Base pairing in DNA is driven by hydrogen bonding and allows base pairs to stick together. Out of the four base pairs in DNA, the ones that bind are:
- Adenosine -> Thymine (AT) or (TA)
- Guanine -> Cytosine (CG) or (GC)
Base pairing occurs during the thermocycling steps of annealing and extending. This is when the temperature is dropped to 57 degrees Celsius which allows the primers to attach to the two single-stranded DNA molecules. The Taq DNA Polymerase adds base pairs to the strands when the temperature rises to 72 degrees Celsius.
Digital Illustration of PCR
SNP Information and Primer Design
Background: About the Disease SNP
The disease SNP, or single nucloetide polymorphism, causes one allele to mutate and replace new mutated nucleotides. A nucleotide is defined as one of the structural components, or building blocks, of DNA and RNA. A nucleotide consists of a base (one of four chemicals: adenine, thymine, guanine, and cytosine) plus a molecule of sugar and one of phosphoric acid.

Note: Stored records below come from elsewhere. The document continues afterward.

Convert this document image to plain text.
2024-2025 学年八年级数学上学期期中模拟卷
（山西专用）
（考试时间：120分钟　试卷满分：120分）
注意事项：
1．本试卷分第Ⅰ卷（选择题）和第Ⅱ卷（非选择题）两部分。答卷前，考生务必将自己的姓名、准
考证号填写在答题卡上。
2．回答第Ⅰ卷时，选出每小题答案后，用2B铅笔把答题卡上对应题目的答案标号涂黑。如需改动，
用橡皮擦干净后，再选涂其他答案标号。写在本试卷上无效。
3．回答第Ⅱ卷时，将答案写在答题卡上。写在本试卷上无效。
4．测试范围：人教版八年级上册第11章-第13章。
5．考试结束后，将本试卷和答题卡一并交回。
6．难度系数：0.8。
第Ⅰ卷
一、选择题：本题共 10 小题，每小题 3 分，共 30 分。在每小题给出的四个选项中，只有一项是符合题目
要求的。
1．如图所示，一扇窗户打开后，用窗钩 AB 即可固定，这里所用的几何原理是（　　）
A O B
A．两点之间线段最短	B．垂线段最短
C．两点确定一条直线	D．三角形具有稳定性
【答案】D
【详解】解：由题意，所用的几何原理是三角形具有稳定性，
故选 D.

Polymorphism refers to variant of a gene that may lead to the abnormal expression or to the production of an abnormal form of the gene; this may cause or be associated with disease.
The variation rs1805008 is found in Homo sapiens on chromosome 16 and is associated with the MC1R gene. MC1R stands for Melanocortin 1 Receptor, and is also known as the alpha melanocyte stimulating hormone receptor. The MC1R gene is responsible for producing the hormone that normalizes pigmentation such as those in human skin, hair and eye color. The clinical significance of this SNP is pathogenic. The diseases linked to this SNP are most commonly renal cell carcinoma and melanoma.
MC1R Gene Ontology
An allele is one of multiple forms of a gene that arise from a mutation at the same chromosome. The allele associated with this SNP contains the sequence TGG, where a non-diseased allele would contain the sequence CGG. The numerical position of the SNP where the mutation occurs is 89919736.
Primer Design and Testing
The results on the primer test showed that the designed primers would indeed attach the RNA, each primer at a slightly different temperature as they should be.
Two DNA strand has been designed to test the mutated (Disease) gene compared to the normal gene,
- Non-disease forward primer (20nt): 5'-CAGCATCGTGACCCTGCCGC
- Non-disease reverse primer (20nt): 5'-CTTGTGGAGCCGGGCGATGC.
The numerical position exactly 200 bases to the right of the disease SNP is: 899199936
- Disease forward primer (20nt): 5'-CAGCATCGTGACCCTGCCGT
- Disease reverse primer (20nt): 5'-GTCGTAGCACTGGGATGGCA.
It must be mentioned that the difference between the normal primer and the diseased primer occurs in the last nucleotide where the thymine (T) replaces the cytosine (C) in the normal primer.
The UCSC In-Silco PCR website was used to test the DNA disease strand, the result was (NO MATCHES) that indicate that this DNA strand has no match in the normal human genome confirming that it is a mutation in the human genome. The Feb 2009 data base was specifically used to get no matching result that could lead to the fact that this mutation was discovered recently.